Alvar Aalto se différencie sans doute des grands maîtres de l’architecture moderne par son approche sensible des lieux.
Architecte et urbaniste finlandais (Kuortane, 1898 - Helsinki, 1976). C’est essentiellement grâce à l’impulsion d’Alvar Aalto, le plus représentatif des architectes de son pays, que l’architecture moderne a pu connaître un tel développement en Finlande.
Dans la lignée du Mouvement moderne Lorsqu’il quitte Jyväskylä, en 1927, pour s’établir à Turku, alors la ville de Finlande la plus ouverte à la modernité, Aalto entame une période essentielle de sa formation. Ses recherches se situent dans la mouvance des avancées contemporaines de l’Europe centrale. Il construit en effet à Turku, en 1927-1928, un immeuble de rapport en dalles de béton préfabriquées qu’il est intéressant de confronter aux recherches menées à cette époque par Mies Van der Rohe et Walter Gropius à Stuttgart.

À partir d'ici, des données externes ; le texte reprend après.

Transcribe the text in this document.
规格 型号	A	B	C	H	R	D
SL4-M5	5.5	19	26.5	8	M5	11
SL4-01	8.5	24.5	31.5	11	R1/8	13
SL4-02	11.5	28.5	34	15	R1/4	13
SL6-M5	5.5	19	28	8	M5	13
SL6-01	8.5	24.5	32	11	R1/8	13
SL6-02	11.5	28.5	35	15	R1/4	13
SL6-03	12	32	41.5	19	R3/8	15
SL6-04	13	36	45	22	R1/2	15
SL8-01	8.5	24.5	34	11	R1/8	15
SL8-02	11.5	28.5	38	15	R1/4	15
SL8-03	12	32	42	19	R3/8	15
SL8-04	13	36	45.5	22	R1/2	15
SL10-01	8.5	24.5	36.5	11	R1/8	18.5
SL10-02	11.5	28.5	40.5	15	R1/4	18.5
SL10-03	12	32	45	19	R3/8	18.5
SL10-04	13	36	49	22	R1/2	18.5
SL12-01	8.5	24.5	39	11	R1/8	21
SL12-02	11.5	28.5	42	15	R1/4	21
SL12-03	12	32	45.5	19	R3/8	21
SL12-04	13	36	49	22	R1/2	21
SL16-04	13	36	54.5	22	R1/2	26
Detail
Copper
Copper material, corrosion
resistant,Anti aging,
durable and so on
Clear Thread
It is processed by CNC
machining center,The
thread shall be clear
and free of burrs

Avec le projet d’exposition du soixante-dixième anniversaire de la ville de Turku (1929), ce sont là les premières expressions publiques abouties de l’architecture moderne en Scandinavie. Cette période marque également l’entrée d’Aalto dans l’avant-garde internationale et sa participation aux rencontres des CIAM, grâce au soutien de Siegfried Giedion. Il noue également des relations avec l’avant-garde artistique, en particulier Fernand Léger, Constantin Brancusi, László Moholy-Nagy, Georges Braque et Alexander Calder. D’une manière générale, ses premières œuvres, avant la guerre, s’apparentent au « style international » de l’époque : la bibliothèque de Viipuri (1930), le sanatorium de Païmio (1930), sa propre maison à Helsinki (1935), la villa Mairea à Norrmark (1937), l’usine de cellulose de Sunila (1939) ...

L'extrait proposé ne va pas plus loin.